第18話 移ロウ季節ニモマケズ
あれから3ヶ月。
特に変わったことはない。気付くと、緑から赤へと色を変えた鮮やかな紅葉が落ち始めている時期である。
俺はあれ以降何ひとつ変わっていない。食事、バイト、自家発電、睡眠の4つを規則正しく繰り返すだけの日々である。
パターン化した、ルーティン化したこの生活は、4ヶ月前からのあの経験をした後では今の生活は物足りないものであった。
刺激が足りない、刺激が欲しい、そんなことを思うようになっていた。
本物の性の快楽を知ったあの世界の俺もこんな感じだったのだろうか。それだとしたら俺は一方的に責めることは出来ないのかもしれない。
あぁ、今日もバイトが始まる。俺は身支度をして家を出る。
何か変わったこと起きないかなぁ…。空から美少女でも降ってこないかなぁ。そんな風に晴れた空を見上げるが降ってくるのは小粒の雨だけであった。
バイト先のコンビニに到着する。今日も今日とて何もない。
山登さんも来た。久しぶりだ。彼女は今色々と忙しいらしく顔を出せていなかったみたいだ。
そう言えば陽は何をしてるんだろうか。どうやって陽と出会ったのだろうか。
こんな風にバイト中に客として来たり…
おっと、客だ。こんなことを考えている場合じゃないな。
外はいよいよ本降りになってきた。今入ってきた客は傘を持ってないのだろうか。ずいぶん派手な客だが、髪も服もびしょ濡れだ。まあ、さっきまで晴れてたから仕方ないか。
その客は塩むすびと野菜ジュースを持ってこちらに来た。塩むすび買う人は中々珍しい。確か、陽も塩むすび大好物だったな。
何だろう、今日はやたらと陽のことばかり考えてしまう。
俺はそんな事を考えながらレジ打ちをする。ありがとうございました、と商品を渡す時、俺は目を疑った。
なんとそこには陽がいたのだ。
一体どういう風の吹き回しだ?あまりにもタイミングが良すぎる。
しかも外見はあの時とはまるで違う。金髪にピアス、マニキュア、そして何より胸元を大きく開けた派手な服。
だが彼女、陽に間違いない。俺は彼女をよく見てきたのだ。いくら化粧を濃くしていても、これは断言出来る。
すると彼女の方も俺に気付いたようで、俺と目が合うと逃げるように店を出ていった。
一体彼女はどうしてしまったのだろうか。

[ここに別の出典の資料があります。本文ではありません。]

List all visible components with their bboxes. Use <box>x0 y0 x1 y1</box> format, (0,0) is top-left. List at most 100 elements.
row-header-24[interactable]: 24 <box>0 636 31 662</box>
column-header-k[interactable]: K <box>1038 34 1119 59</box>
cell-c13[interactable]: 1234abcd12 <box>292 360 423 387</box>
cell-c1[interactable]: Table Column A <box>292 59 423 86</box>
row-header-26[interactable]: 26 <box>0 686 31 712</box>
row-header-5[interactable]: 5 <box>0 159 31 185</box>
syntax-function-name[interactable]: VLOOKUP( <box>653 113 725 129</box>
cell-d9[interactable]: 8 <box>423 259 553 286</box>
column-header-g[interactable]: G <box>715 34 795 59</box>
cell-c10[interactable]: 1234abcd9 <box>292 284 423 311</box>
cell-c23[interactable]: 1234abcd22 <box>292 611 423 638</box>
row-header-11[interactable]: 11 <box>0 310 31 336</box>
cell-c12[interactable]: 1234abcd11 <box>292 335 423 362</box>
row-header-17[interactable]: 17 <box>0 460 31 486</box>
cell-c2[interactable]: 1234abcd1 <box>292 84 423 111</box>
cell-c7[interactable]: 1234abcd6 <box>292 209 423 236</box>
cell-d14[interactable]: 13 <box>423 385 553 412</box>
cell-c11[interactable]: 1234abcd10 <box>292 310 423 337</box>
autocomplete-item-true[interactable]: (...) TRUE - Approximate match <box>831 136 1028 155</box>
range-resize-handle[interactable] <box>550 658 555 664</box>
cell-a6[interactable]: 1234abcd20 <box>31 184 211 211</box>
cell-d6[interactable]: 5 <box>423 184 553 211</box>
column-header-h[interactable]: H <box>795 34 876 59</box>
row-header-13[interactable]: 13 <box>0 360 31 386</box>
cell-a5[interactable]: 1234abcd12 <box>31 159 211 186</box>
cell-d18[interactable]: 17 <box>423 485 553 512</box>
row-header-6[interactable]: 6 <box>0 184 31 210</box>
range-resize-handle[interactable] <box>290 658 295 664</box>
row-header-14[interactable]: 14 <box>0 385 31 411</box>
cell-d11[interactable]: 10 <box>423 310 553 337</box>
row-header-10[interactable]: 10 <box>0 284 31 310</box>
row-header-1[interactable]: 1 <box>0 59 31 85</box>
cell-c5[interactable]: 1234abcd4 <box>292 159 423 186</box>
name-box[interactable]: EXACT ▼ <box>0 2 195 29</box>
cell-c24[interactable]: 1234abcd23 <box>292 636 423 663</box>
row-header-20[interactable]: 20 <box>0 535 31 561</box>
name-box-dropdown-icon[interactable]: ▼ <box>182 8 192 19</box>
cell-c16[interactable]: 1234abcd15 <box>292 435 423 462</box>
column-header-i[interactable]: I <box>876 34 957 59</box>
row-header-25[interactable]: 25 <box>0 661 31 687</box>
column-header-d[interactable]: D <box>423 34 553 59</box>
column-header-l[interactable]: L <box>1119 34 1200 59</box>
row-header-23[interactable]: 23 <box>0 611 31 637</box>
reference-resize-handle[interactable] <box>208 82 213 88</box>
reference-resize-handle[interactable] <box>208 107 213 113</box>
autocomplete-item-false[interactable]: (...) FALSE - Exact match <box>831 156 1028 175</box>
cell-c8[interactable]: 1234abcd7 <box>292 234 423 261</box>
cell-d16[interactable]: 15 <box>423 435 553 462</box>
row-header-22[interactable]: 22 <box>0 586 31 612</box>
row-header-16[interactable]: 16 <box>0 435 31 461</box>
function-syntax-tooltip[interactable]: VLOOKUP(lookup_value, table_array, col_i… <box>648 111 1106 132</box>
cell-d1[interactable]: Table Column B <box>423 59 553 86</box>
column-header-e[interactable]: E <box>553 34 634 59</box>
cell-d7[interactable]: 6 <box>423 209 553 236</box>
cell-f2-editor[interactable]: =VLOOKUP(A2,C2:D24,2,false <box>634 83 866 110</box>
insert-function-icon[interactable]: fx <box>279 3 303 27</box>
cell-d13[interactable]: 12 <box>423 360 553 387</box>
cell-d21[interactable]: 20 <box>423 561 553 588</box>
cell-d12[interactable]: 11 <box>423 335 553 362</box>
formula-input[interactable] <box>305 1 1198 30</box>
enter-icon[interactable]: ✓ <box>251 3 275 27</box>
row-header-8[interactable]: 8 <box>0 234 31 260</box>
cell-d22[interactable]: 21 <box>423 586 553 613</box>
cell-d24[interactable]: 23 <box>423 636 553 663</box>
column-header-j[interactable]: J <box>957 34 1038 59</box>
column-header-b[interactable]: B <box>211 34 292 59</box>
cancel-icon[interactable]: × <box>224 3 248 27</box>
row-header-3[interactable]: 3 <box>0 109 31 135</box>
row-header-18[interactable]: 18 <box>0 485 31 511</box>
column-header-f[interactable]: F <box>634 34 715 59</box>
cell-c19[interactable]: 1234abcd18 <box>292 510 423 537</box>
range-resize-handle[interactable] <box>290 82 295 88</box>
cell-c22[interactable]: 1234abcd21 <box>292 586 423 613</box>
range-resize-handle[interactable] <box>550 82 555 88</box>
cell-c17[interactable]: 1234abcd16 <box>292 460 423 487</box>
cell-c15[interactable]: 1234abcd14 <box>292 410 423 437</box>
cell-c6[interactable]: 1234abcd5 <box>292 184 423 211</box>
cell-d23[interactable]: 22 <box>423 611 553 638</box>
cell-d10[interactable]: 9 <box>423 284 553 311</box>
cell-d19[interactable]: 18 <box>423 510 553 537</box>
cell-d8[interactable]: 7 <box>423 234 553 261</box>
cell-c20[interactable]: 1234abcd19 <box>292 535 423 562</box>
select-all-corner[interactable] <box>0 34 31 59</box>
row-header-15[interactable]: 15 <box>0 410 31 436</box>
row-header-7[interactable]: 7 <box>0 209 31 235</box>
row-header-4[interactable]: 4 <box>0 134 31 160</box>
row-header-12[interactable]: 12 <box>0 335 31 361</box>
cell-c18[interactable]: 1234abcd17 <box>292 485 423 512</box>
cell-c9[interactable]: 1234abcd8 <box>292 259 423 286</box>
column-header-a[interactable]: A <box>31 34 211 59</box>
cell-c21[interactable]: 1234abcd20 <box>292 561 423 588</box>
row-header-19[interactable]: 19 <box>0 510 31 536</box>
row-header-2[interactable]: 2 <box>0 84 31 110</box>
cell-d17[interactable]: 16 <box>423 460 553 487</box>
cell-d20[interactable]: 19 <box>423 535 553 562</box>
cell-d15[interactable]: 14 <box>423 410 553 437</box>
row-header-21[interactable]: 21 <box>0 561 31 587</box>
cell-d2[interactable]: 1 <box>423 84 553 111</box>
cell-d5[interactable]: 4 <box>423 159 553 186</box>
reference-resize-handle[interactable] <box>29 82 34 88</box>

彼女はあんなに派手な見た目を好まないはずだ。
何なら彼女が毛嫌いするタイプの女性をそのまま具現化したような見た目になっていた。
まあ人は変わる。人は環境に応じて変化をしていくものだ。日本人はより一層その傾向がある。
だが彼女は違う。大和撫子とは程遠い、気が強く、我を持ち、そしていつも冷静だ。よほどの事がない限り彼女はあんな事をしない。
これはちと闇が深そうだ。
まあ、今となってはただの知人だ。俺が首を突っ込んで良いものでもないだろう。
俺はそう言い聞かせ、次の客のお会計をする。
だが、彼女の姿は俺の脳裏に焼き付き、そして頑固な油汚れのようにこびり付き離れることはなかった。